“Switch-Off-On” Detection of Fe(3+) and F(−) Ions Based on Fluorescence Silicon Nanoparticles and Their Application to Food Samples

An approach to the detection of F(−) ions in food samples was developed based on a “switch-off-on” fluorescence probe of silicon nanoparticles (SiNPs). The fluorescence of the synthetic SiNPs was gradually quenched in the presence of Fe(3+) ion and slightly recovered with the addition of F(−) ion owing to the formation of a stable and colorless ferric fluoride.
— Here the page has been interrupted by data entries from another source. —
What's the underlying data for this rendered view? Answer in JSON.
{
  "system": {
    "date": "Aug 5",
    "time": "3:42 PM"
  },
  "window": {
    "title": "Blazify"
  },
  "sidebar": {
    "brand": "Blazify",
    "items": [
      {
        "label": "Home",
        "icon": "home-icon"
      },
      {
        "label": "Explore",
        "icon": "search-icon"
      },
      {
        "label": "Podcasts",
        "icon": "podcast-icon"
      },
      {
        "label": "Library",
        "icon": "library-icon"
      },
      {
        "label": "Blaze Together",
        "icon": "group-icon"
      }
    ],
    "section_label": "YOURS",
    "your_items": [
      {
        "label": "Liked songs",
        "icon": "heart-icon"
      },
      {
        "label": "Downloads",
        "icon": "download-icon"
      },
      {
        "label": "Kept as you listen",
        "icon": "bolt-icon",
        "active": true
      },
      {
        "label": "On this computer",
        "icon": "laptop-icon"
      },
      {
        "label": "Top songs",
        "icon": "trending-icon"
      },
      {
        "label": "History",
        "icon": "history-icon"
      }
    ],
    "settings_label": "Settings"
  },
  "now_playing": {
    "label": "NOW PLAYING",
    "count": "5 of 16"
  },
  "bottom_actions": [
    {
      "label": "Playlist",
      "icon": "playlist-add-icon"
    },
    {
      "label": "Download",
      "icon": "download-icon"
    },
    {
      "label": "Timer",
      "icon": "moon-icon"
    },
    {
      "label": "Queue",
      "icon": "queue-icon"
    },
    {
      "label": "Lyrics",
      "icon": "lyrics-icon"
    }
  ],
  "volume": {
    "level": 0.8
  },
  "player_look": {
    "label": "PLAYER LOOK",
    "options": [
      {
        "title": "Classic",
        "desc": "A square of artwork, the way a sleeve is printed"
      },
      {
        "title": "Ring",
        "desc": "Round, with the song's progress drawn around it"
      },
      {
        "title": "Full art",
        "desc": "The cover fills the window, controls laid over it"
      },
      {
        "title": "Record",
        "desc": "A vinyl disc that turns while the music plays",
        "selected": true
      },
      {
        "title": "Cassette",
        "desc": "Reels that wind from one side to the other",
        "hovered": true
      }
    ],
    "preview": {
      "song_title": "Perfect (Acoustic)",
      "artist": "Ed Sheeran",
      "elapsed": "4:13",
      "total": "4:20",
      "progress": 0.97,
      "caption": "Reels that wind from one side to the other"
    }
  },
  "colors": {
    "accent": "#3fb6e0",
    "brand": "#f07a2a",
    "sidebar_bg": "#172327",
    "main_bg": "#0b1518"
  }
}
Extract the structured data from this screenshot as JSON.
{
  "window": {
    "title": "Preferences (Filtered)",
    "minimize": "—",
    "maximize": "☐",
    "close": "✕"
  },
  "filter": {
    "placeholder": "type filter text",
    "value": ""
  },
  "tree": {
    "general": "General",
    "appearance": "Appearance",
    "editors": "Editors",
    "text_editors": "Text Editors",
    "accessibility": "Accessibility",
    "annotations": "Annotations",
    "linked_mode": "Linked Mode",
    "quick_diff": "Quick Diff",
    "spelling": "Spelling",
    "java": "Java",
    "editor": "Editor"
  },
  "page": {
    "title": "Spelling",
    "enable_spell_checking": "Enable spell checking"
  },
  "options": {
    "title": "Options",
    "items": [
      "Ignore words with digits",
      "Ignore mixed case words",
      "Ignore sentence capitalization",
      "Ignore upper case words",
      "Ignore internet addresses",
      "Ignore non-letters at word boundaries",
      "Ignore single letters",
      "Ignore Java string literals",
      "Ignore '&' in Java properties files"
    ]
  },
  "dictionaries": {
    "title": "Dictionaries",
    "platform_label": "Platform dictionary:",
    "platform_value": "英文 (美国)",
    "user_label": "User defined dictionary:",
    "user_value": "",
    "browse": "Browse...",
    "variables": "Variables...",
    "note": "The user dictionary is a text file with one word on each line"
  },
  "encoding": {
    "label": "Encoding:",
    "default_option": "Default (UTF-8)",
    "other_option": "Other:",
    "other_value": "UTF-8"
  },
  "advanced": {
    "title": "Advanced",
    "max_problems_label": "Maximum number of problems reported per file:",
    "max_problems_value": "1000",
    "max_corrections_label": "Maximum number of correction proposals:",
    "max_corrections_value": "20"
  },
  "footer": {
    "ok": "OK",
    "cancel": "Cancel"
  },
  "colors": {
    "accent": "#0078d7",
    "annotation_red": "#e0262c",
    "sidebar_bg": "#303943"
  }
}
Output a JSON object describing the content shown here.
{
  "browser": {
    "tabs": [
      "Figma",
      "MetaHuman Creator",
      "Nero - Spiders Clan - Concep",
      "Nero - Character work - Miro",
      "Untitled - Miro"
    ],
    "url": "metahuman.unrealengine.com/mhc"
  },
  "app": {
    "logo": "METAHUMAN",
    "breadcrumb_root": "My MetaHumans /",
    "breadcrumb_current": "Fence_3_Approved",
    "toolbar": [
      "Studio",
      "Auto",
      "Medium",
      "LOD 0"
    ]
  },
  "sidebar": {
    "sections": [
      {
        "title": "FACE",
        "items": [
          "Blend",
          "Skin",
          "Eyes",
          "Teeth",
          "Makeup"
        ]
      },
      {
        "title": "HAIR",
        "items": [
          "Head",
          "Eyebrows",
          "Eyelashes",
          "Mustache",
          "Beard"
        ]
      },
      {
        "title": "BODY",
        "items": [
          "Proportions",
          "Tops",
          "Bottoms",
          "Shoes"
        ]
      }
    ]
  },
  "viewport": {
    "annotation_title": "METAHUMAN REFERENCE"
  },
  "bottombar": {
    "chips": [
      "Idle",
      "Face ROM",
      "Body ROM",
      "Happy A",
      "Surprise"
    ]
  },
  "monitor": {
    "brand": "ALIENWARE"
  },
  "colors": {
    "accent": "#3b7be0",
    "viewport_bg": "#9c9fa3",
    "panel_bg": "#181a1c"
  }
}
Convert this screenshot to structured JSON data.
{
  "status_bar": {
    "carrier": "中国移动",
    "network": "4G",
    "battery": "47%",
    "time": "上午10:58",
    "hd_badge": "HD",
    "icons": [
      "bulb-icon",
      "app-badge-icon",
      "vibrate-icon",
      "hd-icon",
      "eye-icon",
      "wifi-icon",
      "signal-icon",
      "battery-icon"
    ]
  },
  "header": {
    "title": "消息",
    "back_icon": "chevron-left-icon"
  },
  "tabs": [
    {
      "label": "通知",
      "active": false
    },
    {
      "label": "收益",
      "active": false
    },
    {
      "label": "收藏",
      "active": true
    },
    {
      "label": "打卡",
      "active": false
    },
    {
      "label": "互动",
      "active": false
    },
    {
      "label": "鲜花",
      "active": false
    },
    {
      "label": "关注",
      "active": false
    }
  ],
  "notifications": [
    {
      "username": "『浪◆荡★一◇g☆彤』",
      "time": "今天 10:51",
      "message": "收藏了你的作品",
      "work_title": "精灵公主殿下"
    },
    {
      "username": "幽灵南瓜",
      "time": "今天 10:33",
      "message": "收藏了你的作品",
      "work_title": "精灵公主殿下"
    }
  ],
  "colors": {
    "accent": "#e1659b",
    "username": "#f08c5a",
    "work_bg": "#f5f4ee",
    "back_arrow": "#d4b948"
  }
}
The fluorescence recovery exhibited a good linear relationship (R(2) = 0.9992) as the concentration of F(−) ion increased from 0 to 100 μmol·L(−1). The detection limit of the established method of F(−) ion was 0.05 μmol·L(−1). The recovery experiments confirmed the accuracy and reliability of the proposed method. The ultraviolet–visible spectra, fluorescence decays, and zeta potentials evidenced the fluorescence quenching mechanism involving the electron transfer between the SiNPs and Fe(3+) ion, while the fluorescence recovery resulted from the formation of ferric fluoride. Finally, SiNPs were successfully applied to detect F(−) ions in tap water, Antarctic krill, and Antarctic krill powder.